Every reader has an opinion on what ought to go on the front page of the newspaper. But no two of these reader opinions are alike, which complicates the task of creating a Page One that will have universal appeal.
Designing Page One involves more than just picking out the four or five Most Important News Events. A front page each day with stories about the war in Iraq, global warming, and whatever decisions Congress and the president made would be a crushing bore.
Particularly in this age of ubiquitous media, the ideal newspaper front page does more than inform. It also enlightens and entertains, investigates and intrigues. Today’s Page One must be different from yesterday’s Page One. Of course we can’t ignore the big world and national news that gushes from the electronic media all day, but it’s important that we also tell you things you cannot find anywhere else.
Often these unexpected gems come in the form of feature stories that don’t fit the classic definition of “news.” But that doesn’t mean they should be relegated by rote to the inside sections. They make Page One when they tell you something unique to this newspaper, and are interesting enough to kick a more important – but perhaps less interesting – story inside.
“Interesting” is in the eye of the beholder, of course, and last weekend’s front page lineup drew more than the usual number of questions and criticisms from our readers on a wide range of topics. Here are some of them, with answers from the editors who made the decisions:
Why did The Plain Dealer put the House and Senate votes on the Iraq resolutions on Page A6 Saturday and Page A17 Sunday? This was huge national news.
Assistant Managing Editor Daryl Kannberg, who oversees Page One decisions: “By the time the votes actually happened, we had printed a litany of stories establishing the symbolism and meaning of the votes and how the measures would fare in each house. The votes themselves were anti-climactic and there really wasn’t much left to say about them.
“The night before the House vote, we had a front-page story from our Washington bureau that put our Northeast Ohio lawmakers on the record on this issue. That was a smarter, more compelling story to tell our local readers – and one they weren’t going to get anywhere else. That one belonged on the front page.”
On a Sunday morning, I don’t want to read about better sex through surgery. Why did you put the story about vaginal reconstruction on Page One?
Assistant Managing Editor/Sunday Christine Jindra: “The story had elements that I look for in choosing a Page One story – high reader interest and a chance to educate. Despite ads on the Internet and cable television shows, I thought that most readers knew little about these nip and tuck surgeries, and that women, especially, would be interested in how some doctors appealed to female insecurities to promote the procedures.
“Reporter Diana Keough put the story into perspective by including critical views of doctors from the Cleveland Clinic and MetroHealth Medical Center.”
What was the steroid story doing on Page One Sunday? It belonged back in sports.
Jindra: “Steroid and other drug use in sports is so widespread that ‘Does everybody cheat?’ seemed to be a natural for Page One. Reporter Mary Schmitt Boyer and her editor, associate sports editor David Campbell, creatively added to the topic: getting Plain Dealer Players of the Week to talk about what teens think, doing a sport-by-sport summary of problems, and listing drug-related suspensions in the major leagues. The two-page presentation appealed to a broad readership as well as sports fans who seem to obsess over details.”

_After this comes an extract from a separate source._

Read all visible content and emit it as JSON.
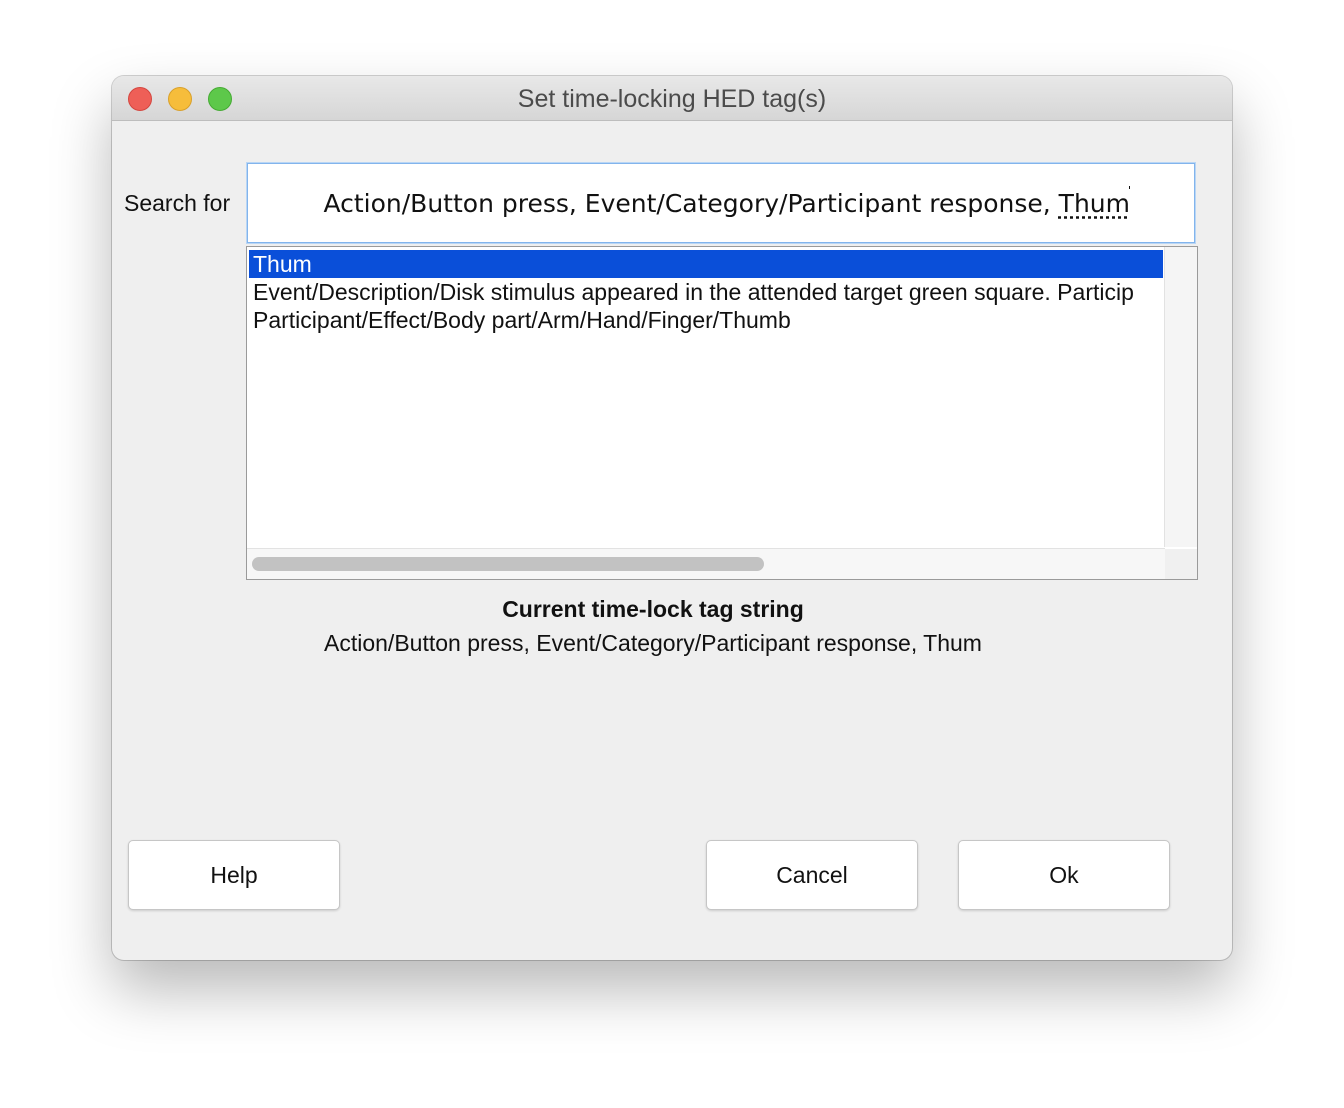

On Sunday, a plane skidded off the runway at Cleveland Hopkins Airport. Your big front page story Monday was about an expensive spa for dogs. The plane story and photo were in the Metro section. Why weren’t these swapped?
Deputy News Editor Chuck Caton: “The plane incident happened early in the afternoon, so it wasn’t exactly breaking news. Nobody was hurt, and we didn’t have any more information for people than what they could already have seen in other media.
“I thought people would enjoy the pet story immensely. Not that they couldn’t have enjoyed it on the Metro cover, but readers wouldn’t see that story anywhere else, and the plane thing had been out there all day, so I put the plane in Metro.”
Why don’t you put stories about food being recalled on Page One so that more people can see them? Monday you had a story about recalled chicken strips back on Page A10.
Kannberg: “Health warnings and food recalls are tricky. You want to warn people, but you don’t want to scare the heck out of them unnecessarily. We run most inside the A section, reserving front-page play for ones that are clearly dangerous and have appeared in our area. So far, thankfully, those two things have not occurred in this latest scare.”
I don’t agree with everything our Page One editors do, any more than you do. But I understand and respect the logic behind each one of the above decisions. The only one with which I would strongly differ is the airport/dog spa choice.
True enough, there were only slight injuries on the airplane and the dog spa story was interesting. But the desire to give readers something different should not become blinding, and a commercial airliner sliding off a runway is not something that happens every day. It is a dramatic, national story that readers expect will be on Page One of their local newspaper.